IN Brief:
- Making Tax Digital for Income Tax began from 6 April 2026 for sole traders and landlords with qualifying income above £50,000.
- New research suggests many tradespeople still manage accounts manually, with limited accountant or bookkeeper support.
- The change lands alongside high fuel, energy, tool, and payment pressures that are already squeezing small construction businesses.
Tradesman Saver has warned that self-employed tradespeople are entering the Making Tax Digital era with many still handling accounts themselves, adding a new layer of admin at a time when day-to-day business costs remain under strain. Its latest survey found that 61% of tradespeople currently manage their own accounts, while only 21% use an accountant or bookkeeper and 17% rely on a partner or spouse to handle the paperwork.
Making Tax Digital for Income Tax is now live for those with qualifying income above £50,000, bringing a move away from the long-established pattern of annual self-assessment toward digital record-keeping, quarterly updates, and a final year-end declaration. For sole traders used to batching invoices, receipts, and expenses around the tax return deadline, the reform changes the rhythm of the year as much as the reporting requirement itself. Admin that could once be delayed will now need to be folded into the working month and revisited every quarter.
That is likely to be felt most sharply across the smaller end of the construction market, where the boundary between the person doing the work and the person running the business is often non-existent. Builders, electricians, plumbers, roofers, carpenters, and other sole traders are already juggling materials purchasing, quoting, scheduling, certification, collections, and customer communication around time on site. The addition of digital record-keeping and more regular submissions does not alter the technical nature of the work, but it does impose a more formal operating discipline on businesses that often run on speed, memory, and evenings spent catching up on paperwork.

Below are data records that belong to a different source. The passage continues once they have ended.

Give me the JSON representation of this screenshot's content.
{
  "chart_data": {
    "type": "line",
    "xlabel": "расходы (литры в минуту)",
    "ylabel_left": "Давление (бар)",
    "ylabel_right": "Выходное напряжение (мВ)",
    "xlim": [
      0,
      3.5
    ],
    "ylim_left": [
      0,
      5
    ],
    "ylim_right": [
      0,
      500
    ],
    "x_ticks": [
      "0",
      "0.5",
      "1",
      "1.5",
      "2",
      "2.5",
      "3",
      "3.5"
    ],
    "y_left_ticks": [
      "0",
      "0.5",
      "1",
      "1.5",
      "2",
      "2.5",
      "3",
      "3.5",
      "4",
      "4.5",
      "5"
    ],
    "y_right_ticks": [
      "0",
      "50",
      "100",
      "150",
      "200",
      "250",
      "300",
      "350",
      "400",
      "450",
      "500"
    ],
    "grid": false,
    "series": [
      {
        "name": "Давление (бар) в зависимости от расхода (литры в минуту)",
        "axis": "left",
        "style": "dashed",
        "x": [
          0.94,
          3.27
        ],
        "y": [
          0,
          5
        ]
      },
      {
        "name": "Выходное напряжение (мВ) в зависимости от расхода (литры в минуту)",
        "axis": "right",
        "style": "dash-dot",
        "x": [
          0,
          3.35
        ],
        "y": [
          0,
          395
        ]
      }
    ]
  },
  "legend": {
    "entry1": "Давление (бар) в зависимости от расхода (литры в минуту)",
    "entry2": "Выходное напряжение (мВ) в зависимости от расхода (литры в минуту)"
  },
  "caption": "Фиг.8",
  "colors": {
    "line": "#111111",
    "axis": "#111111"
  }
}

Tradesman Saver’s research suggests that many are approaching that shift while already under considerable financial pressure. Rising fuel and transport costs were cited by 45% of respondents as a key strain, followed by household inflation at 39% and energy bills at 34%. One in five said late or missed customer payments were affecting cashflow, while rising tool and equipment costs and income tax were also identified as growing concerns. In practical terms, the pressure is cumulative. Software subscriptions, accountant fees, or additional time spent on compliance may not look dramatic in isolation, but they land on businesses that are already absorbing multiple cost increases at once.
There is some flexibility built into the new regime. HMRC has said quarterly updates are intended to be a lighter-touch process than a full tax return, and it will not apply penalty points for late quarterly updates during the first year for those mandated from April 2026, although penalties still apply for late tax returns and late payment. Even so, the operational change is real. Businesses that have not yet moved to compatible accounting software, or that still rely on handwritten notes, spreadsheets, or year-end sorting, will need to adapt quickly if they fall within the threshold.
The change also arrives at a subdued point in the wider construction cycle. Official data has shown construction output weakening over recent months, with private new housing in particular under pressure. That matters because sole traders tend to feel shifts in workload and payment discipline early, whether through slower domestic demand, tighter subcontractor margins, or longer waits to get paid on completed jobs. A tax reform that increases reporting frequency therefore lands in a market that is already short on slack.
There is a longer-term argument that digital reporting could improve visibility over invoices, expenses, and tax liabilities, particularly for businesses that have grown beyond the point where informal bookkeeping remains manageable. More regular records can tighten control over cashflow, reduce year-end surprises, and make it easier to spot missing payments or unclaimed costs. That may well prove true for some businesses once the system beds in. The problem is that transition costs rarely arrive at a convenient moment, and for many self-employed tradespeople the issue is not whether digital accounting can be useful, but whether there is enough time and headroom to absorb another procedural shift while keeping work moving.
Construction has long depended on a large self-employed workforce that gives the sector flexibility, responsiveness, and local delivery capacity. That same workforce is often least equipped to absorb administrative change without friction. Making Tax Digital does not alter the fundamentals of the job on site, but it does raise the baseline for how small trade businesses are expected to operate behind the scenes. For those already stretched by costs, late payment, and the constant pull between tools and paperwork, that adjustment is likely to be felt quickly.